Friday, November 25, 2011

Still Kind of Upset About Tim Burton's Version of Charlie and the Chocolate Factory

Hey Tim, Willy is not supposed to look like a gay-euro hipster, he's just not.
I thought I was over it, I really did. Yes the movie sucked on such an epic scale that my eyes borderline had to be pried open Clockwork Orange style, and yes the movie forever tainted Johnny Depp for me (I don't care how much I love Fear and Loathing, you played an active part in ruining a childhood memory), but I thought I'd put it behind me.

Turns out nope, I hadn't.

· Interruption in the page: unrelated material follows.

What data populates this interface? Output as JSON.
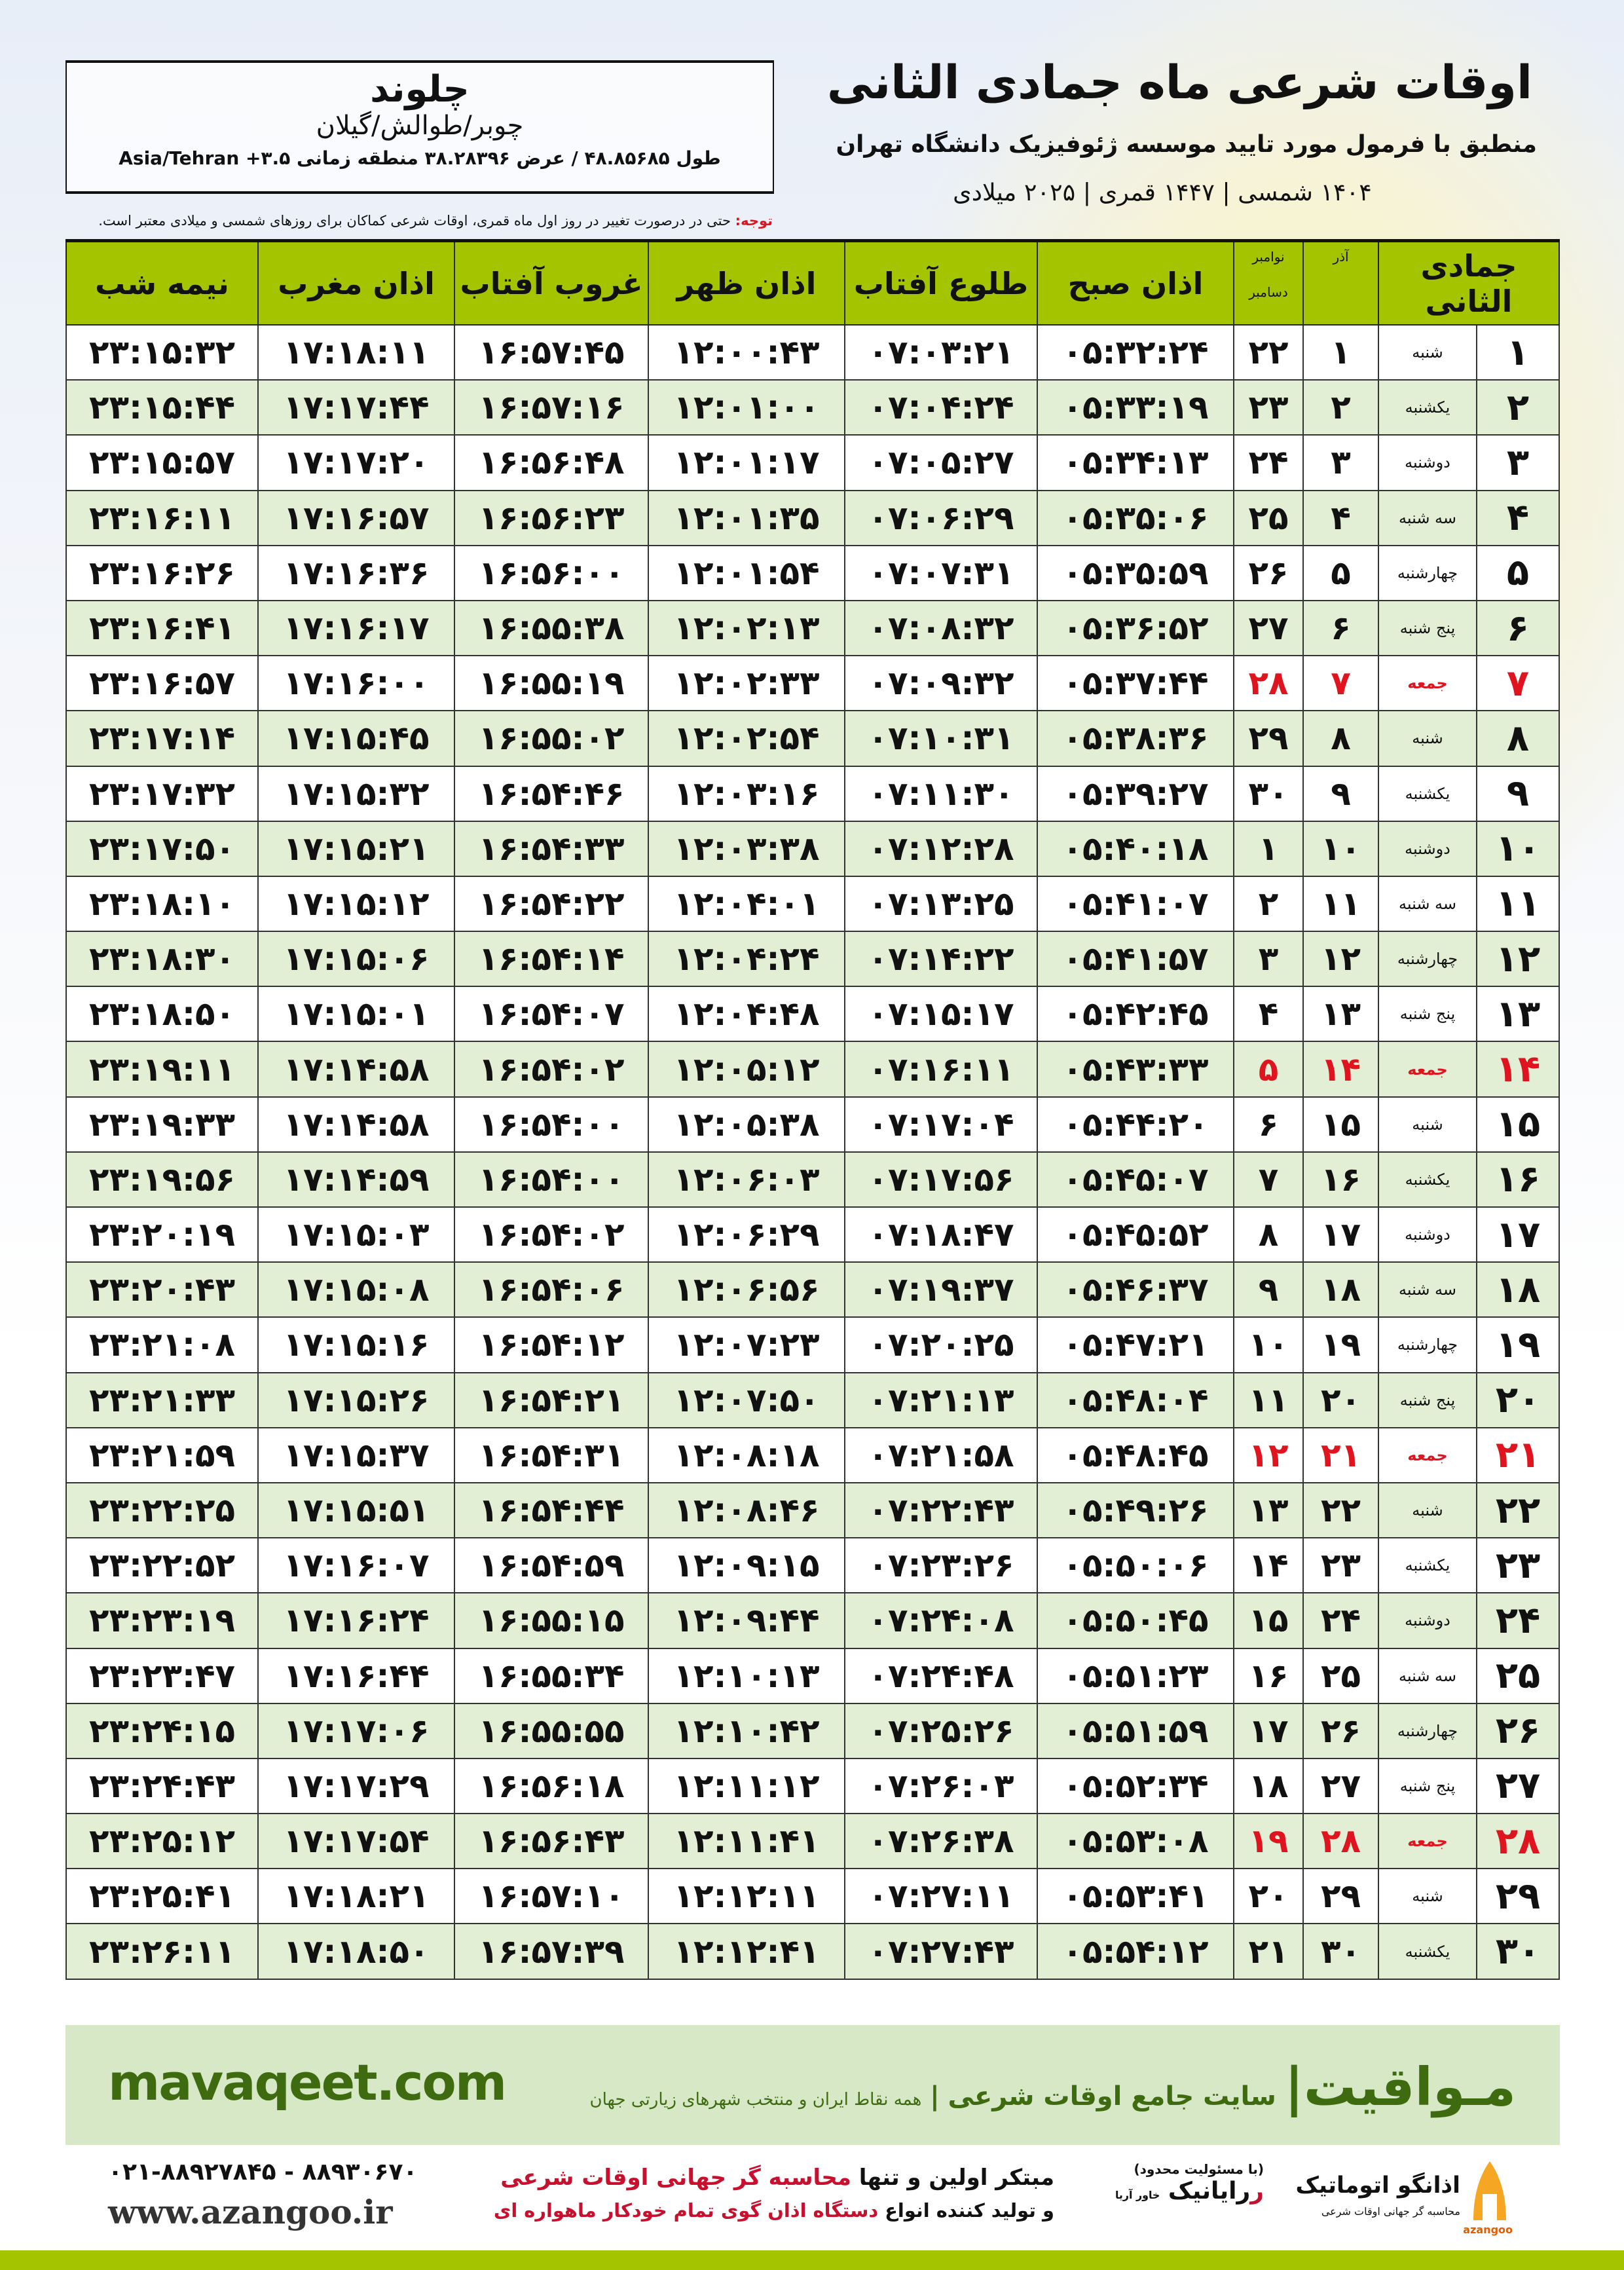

I've got some kinda deep seeded emotional issues about this movie.  Here I was, Thanksgiving Eve, pounding a few Harpoon Cranberry Ale's (pleasantly delicious, but you have to let them open up...ok I sound a bit too beer snobby now), and watching the original, Willy Wonka & the Chocolate Factory with my girlfriend (yea, I felt old), who unbeknownst to me has never sat through the entire movie, how that nugget had slipped by me to this point, I don't know, my jaw is still on the floor, and I can't even enjoy it because the entire time I was just thinking about how much I HATED the Tim Burton version.

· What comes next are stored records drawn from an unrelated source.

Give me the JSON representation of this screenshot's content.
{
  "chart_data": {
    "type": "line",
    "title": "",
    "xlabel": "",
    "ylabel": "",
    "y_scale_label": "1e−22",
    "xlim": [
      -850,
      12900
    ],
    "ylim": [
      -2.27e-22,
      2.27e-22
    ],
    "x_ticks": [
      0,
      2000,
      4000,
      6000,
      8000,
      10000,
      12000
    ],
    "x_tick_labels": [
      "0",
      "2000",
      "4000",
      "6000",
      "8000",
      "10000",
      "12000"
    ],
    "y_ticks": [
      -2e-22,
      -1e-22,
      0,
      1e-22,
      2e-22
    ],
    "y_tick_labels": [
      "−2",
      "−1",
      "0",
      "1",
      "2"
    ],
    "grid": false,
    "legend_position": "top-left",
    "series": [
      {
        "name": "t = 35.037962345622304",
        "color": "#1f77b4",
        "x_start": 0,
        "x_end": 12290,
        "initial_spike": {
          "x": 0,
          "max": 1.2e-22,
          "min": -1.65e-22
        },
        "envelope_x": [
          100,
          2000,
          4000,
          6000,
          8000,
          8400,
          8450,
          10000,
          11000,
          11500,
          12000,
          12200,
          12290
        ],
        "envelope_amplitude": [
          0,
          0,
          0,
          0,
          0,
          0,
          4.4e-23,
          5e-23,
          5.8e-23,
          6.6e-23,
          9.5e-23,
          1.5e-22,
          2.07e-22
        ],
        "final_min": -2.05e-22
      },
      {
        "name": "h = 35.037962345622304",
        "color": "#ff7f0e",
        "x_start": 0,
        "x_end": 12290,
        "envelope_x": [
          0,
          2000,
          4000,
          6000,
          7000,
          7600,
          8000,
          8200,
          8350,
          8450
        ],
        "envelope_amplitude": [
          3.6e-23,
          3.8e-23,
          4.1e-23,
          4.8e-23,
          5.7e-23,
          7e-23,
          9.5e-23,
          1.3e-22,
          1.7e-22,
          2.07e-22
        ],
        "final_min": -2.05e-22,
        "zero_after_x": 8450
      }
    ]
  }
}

I feel the same way Willy, the same way.
So here's a big "Screw You" Tim Burton. Screw you for ruining my already wicked lame old person's Thanksgiving Eve by making a film like 6 years ago, that still gets my blood pressure boiling today, even when I'm not watching it. You may not be the creative genius that everyone thinks you are, but you sure know how to get under someone's skin and ruin a classic, I guess that's a skill. It's impressive asshattery, at any rate.

PS: The single most douchey thing Tim Burton did here, and it's a long list, was changing the name from Willy Wonka & the Chocolate Factory, to Charlie and the Chocolate Factory...Really Tim, you can rip off and ruin a classic, but the title isn't good enough for you?